Kineas wondered for an instant if there had been a mistake in phrasing — if he, too, would be welcome to remain and conquer the rest of the world. And then Alexander’s eyes met his and he read his dismissal. The officers were to go home. Alexander spoke on, ringing phrases of praise rendered empty by the bags of gold at his feet. I’m done with you. Go.

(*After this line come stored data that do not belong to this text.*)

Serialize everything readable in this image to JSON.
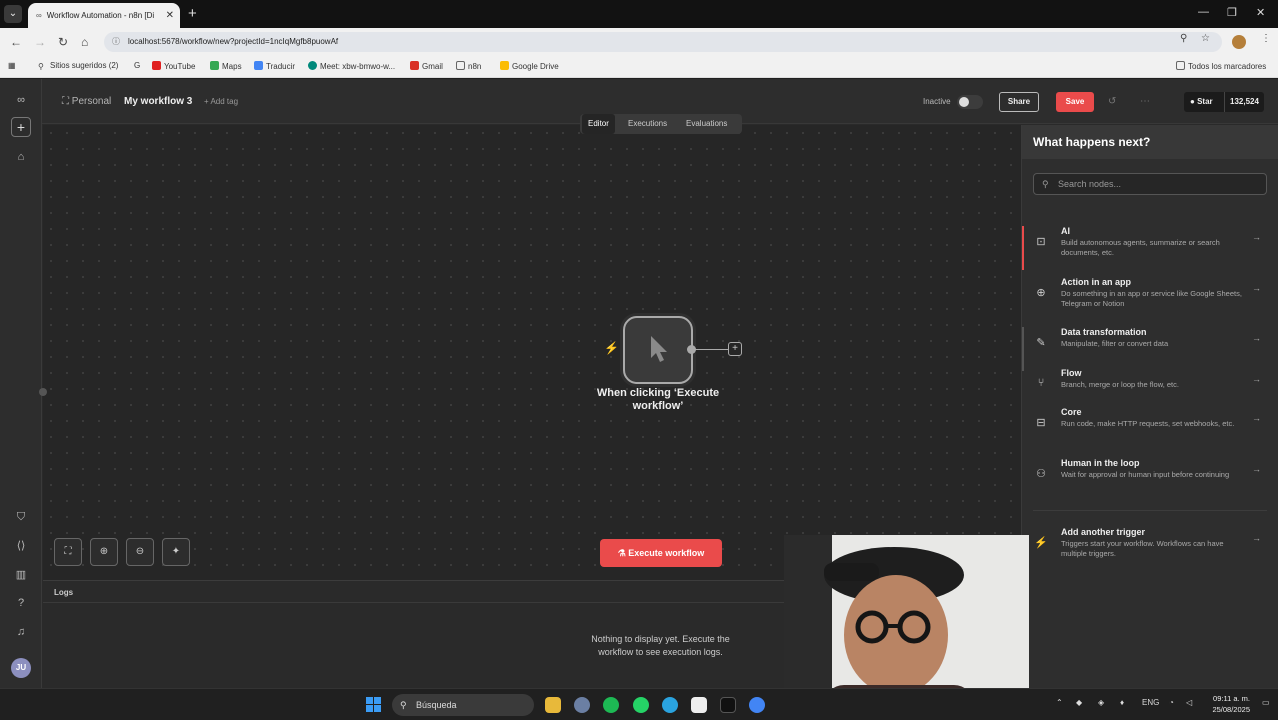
{
  "browser": {
    "tab_title": "Workflow Automation - n8n [Di",
    "url": "localhost:5678/workflow/new?projectId=1ncIqMgfb8puowAf",
    "bookmarks": [
      "Sitios sugeridos (2)",
      "YouTube",
      "Maps",
      "Traducir",
      "Meet: xbw-bmwo-w...",
      "Gmail",
      "n8n",
      "Google Drive"
    ],
    "bookmarks_right": "Todos los marcadores"
  },
  "header": {
    "project": "Personal",
    "workflow_name": "My workflow 3",
    "add_tag": "+ Add tag",
    "status": "Inactive",
    "share": "Share",
    "save": "Save",
    "github_star": "Star",
    "github_count": "132,524"
  },
  "canvas_tabs": [
    "Editor",
    "Executions",
    "Evaluations"
  ],
  "node": {
    "label": "When clicking ‘Execute workflow’"
  },
  "execute_button": "Execute workflow",
  "logs": {
    "title": "Logs",
    "empty": "Nothing to display yet. Execute the workflow to see execution logs."
  },
  "panel": {
    "title": "What happens next?",
    "search_placeholder": "Search nodes...",
    "items": [
      {
        "title": "AI",
        "desc": "Build autonomous agents, summarize or search documents, etc."
      },
      {
        "title": "Action in an app",
        "desc": "Do something in an app or service like Google Sheets, Telegram or Notion"
      },
      {
        "title": "Data transformation",
        "desc": "Manipulate, filter or convert data"
      },
      {
        "title": "Flow",
        "desc": "Branch, merge or loop the flow, etc."
      },
      {
        "title": "Core",
        "desc": "Run code, make HTTP requests, set webhooks, etc."
      },
      {
        "title": "Human in the loop",
        "desc": "Wait for approval or human input before continuing"
      },
      {
        "title": "Add another trigger",
        "desc": "Triggers start your workflow. Workflows can have multiple triggers."
      }
    ]
  },
  "taskbar": {
    "search": "Búsqueda",
    "lang": "ENG",
    "time": "09:11 a. m.",
    "date": "25/08/2025"
  },
  "colors": {
    "accent": "#ea4b4b",
    "canvas": "#262626",
    "panel": "#2e2e2e"
  }
}
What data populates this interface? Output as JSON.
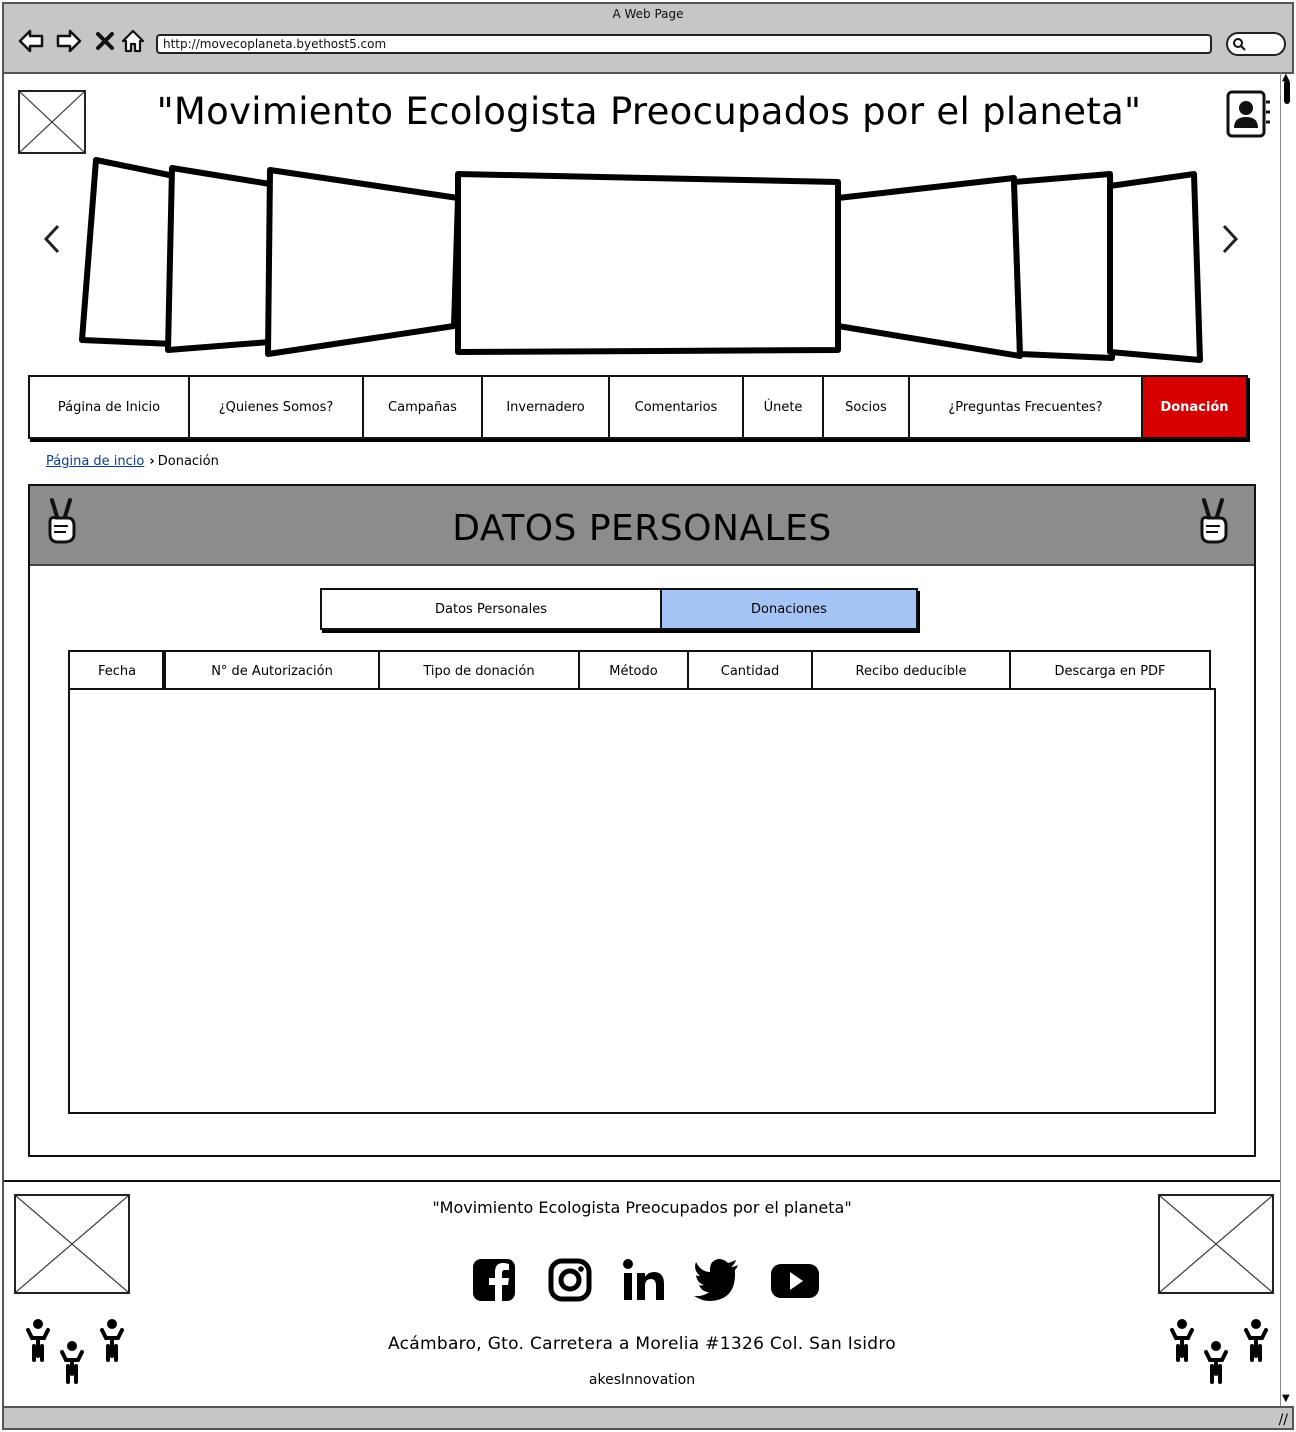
{
  "browser": {
    "window_title": "A Web Page",
    "url": "http://movecoplaneta.byethost5.com"
  },
  "header": {
    "site_title": "\"Movimiento Ecologista Preocupados por el planeta\""
  },
  "nav": {
    "items": [
      {
        "label": "Página de Inicio"
      },
      {
        "label": "¿Quienes Somos?"
      },
      {
        "label": "Campañas"
      },
      {
        "label": "Invernadero"
      },
      {
        "label": "Comentarios"
      },
      {
        "label": "Únete"
      },
      {
        "label": "Socios"
      },
      {
        "label": "¿Preguntas Frecuentes?"
      },
      {
        "label": "Donación"
      }
    ],
    "active_color": "#d60000"
  },
  "breadcrumb": {
    "home": "Página de incio",
    "current": "Donación"
  },
  "panel": {
    "title": "DATOS PERSONALES",
    "tabs": [
      {
        "label": "Datos Personales",
        "selected": false
      },
      {
        "label": "Donaciones",
        "selected": true
      }
    ],
    "selected_tab_color": "#a4c4f5",
    "table": {
      "columns": [
        "Fecha",
        "N° de Autorización",
        "Tipo de donación",
        "Método",
        "Cantidad",
        "Recibo deducible",
        "Descarga en PDF"
      ],
      "rows": []
    }
  },
  "footer": {
    "title": "\"Movimiento Ecologista Preocupados por el planeta\"",
    "social_icons": [
      "facebook-icon",
      "instagram-icon",
      "linkedin-icon",
      "twitter-icon",
      "youtube-icon"
    ],
    "address": "Acámbaro, Gto. Carretera a Morelia #1326 Col. San Isidro",
    "credit": "akesInnovation"
  }
}
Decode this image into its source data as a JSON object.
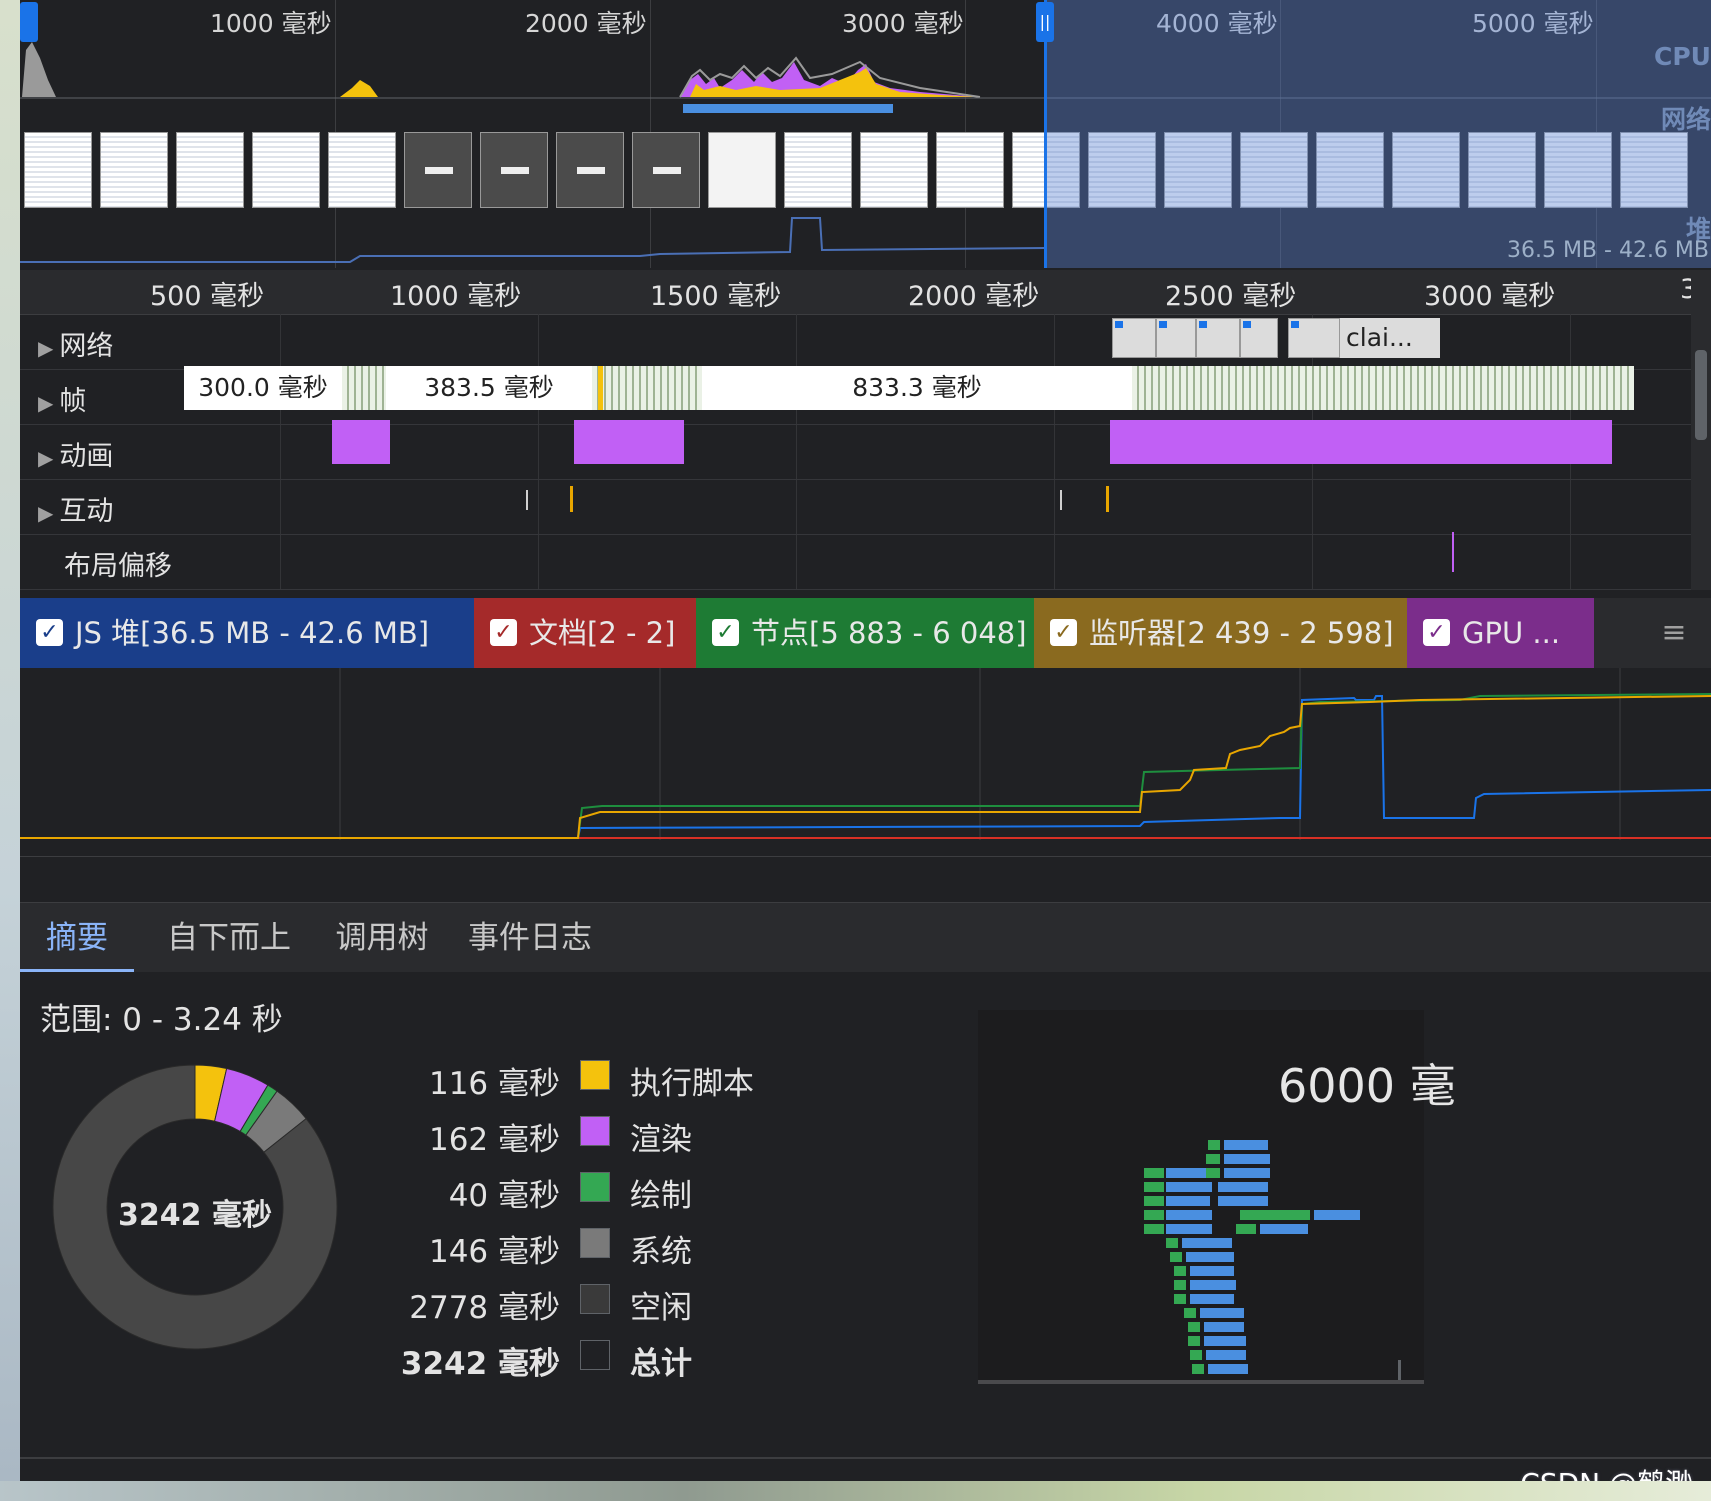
{
  "overview": {
    "tick_labels": [
      "1000 毫秒",
      "2000 毫秒",
      "3000 毫秒",
      "4000 毫秒",
      "5000 毫秒"
    ],
    "side_labels": {
      "cpu": "CPU",
      "network": "网络",
      "heap": "堆"
    },
    "heap_range": "36.5 MB - 42.6 MB",
    "handle_glyph": "||"
  },
  "ruler": {
    "labels": [
      "500 毫秒",
      "1000 毫秒",
      "1500 毫秒",
      "2000 毫秒",
      "2500 毫秒",
      "3000 毫秒",
      "3"
    ]
  },
  "tracks": {
    "network": {
      "label": "网络",
      "request_label": "clai..."
    },
    "frames": {
      "label": "帧",
      "durations": [
        "300.0 毫秒",
        "383.5 毫秒",
        "833.3 毫秒"
      ]
    },
    "animations": {
      "label": "动画"
    },
    "interactions": {
      "label": "互动"
    },
    "layout_shifts": {
      "label": "布局偏移"
    },
    "expand_glyph": "▶"
  },
  "counters": {
    "check_glyph": "✓",
    "menu_glyph": "≡",
    "items": [
      {
        "label": "JS 堆[36.5 MB - 42.6 MB]",
        "color": "#1a3e8a",
        "series_color": "#1a73e8"
      },
      {
        "label": "文档[2 - 2]",
        "color": "#a52a2a",
        "series_color": "#d93025"
      },
      {
        "label": "节点[5 883 - 6 048]",
        "color": "#1e7b34",
        "series_color": "#1e8e3e"
      },
      {
        "label": "监听器[2 439 - 2 598]",
        "color": "#8a6a1f",
        "series_color": "#e8a600"
      },
      {
        "label": "GPU ...",
        "color": "#7b2d8b",
        "series_color": "#a142f4"
      }
    ]
  },
  "tabs": [
    {
      "label": "摘要",
      "active": true
    },
    {
      "label": "自下而上",
      "active": false
    },
    {
      "label": "调用树",
      "active": false
    },
    {
      "label": "事件日志",
      "active": false
    }
  ],
  "summary": {
    "range": "范围:  0 - 3.24 秒",
    "total_center": "3242 毫秒",
    "categories": [
      {
        "value": "116 毫秒",
        "name": "执行脚本",
        "color": "#f4c20d",
        "ms": 116
      },
      {
        "value": "162 毫秒",
        "name": "渲染",
        "color": "#c160f5",
        "ms": 162
      },
      {
        "value": "40 毫秒",
        "name": "绘制",
        "color": "#34a853",
        "ms": 40
      },
      {
        "value": "146 毫秒",
        "name": "系统",
        "color": "#7a7a7a",
        "ms": 146
      },
      {
        "value": "2778 毫秒",
        "name": "空闲",
        "color": "#3a3a3a",
        "ms": 2778
      }
    ],
    "total": {
      "value": "3242 毫秒",
      "name": "总计"
    },
    "thumbnail_time": "6000 毫"
  },
  "watermark": "CSDN @鹤渺"
}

He lingered by the door of the king’s tent when the other allied officers filed out, hoping for a kind word, an exception, but Alexander rose without another glance and left by another door.

So.

Kineas wondered if Alexander knew how much political poison smouldered among his precious Macedonians, but he clutched his thoughts close. He kept his own counsel when his leman left him for a Macedonian cavalry officer — one of many Phillips — rather than travel home with him, and he was laconic when a deputation of his men came to him and asked him to remain and command them. Some suggested that they remain together and take service with Alexander’s regent in Macedon, Antipater.

Kineas had no interest in serving Antipater. In a day he had realized that he had loved Alexander, not Macedon. He packed up his darics and his wreaths, sold most of his booty, retained some fine cups for friends in Athens and a wall hanging for his mother. He kept the sword, and the heavy grey horse, and his stained cavalry cloak, and prepared to be a rich farmer. He had been away for six years. He would return a wealthy man, take a wife.

The Athenians went with him. Kleisthenes and Demetrios were rotting in the ground, or walking in the groves of Elysium, but Laertes and Agis and Gracus and Diodorus had survived battle and disease and misery and hardship. And Niceas. Nothing could kill Niceas. They rode towards home together, and no bandit dared ambush their convoy. When they reached Amphilopolis on the Greek mainland, none of the other young men were ready to press on. They lingered in the wineshops. Kineas hurried home.

He found that he needn’t have hurried.

In Attica, he found that his father was dead, and that he himself had been exiled for serving Alexander. He fled north, to Platea, where there was a community of Athenian exiles.

He’d only been there a day when he was approached by an Athenian with a proposition. Of course, the man came from the same faction that had arranged his exile. But Kineas had grown up with Athenian politics, so he smiled, and negotiated, and that night he sent Diodorus a letter, and another to a friend of his father’s, another exile, on the Euxine.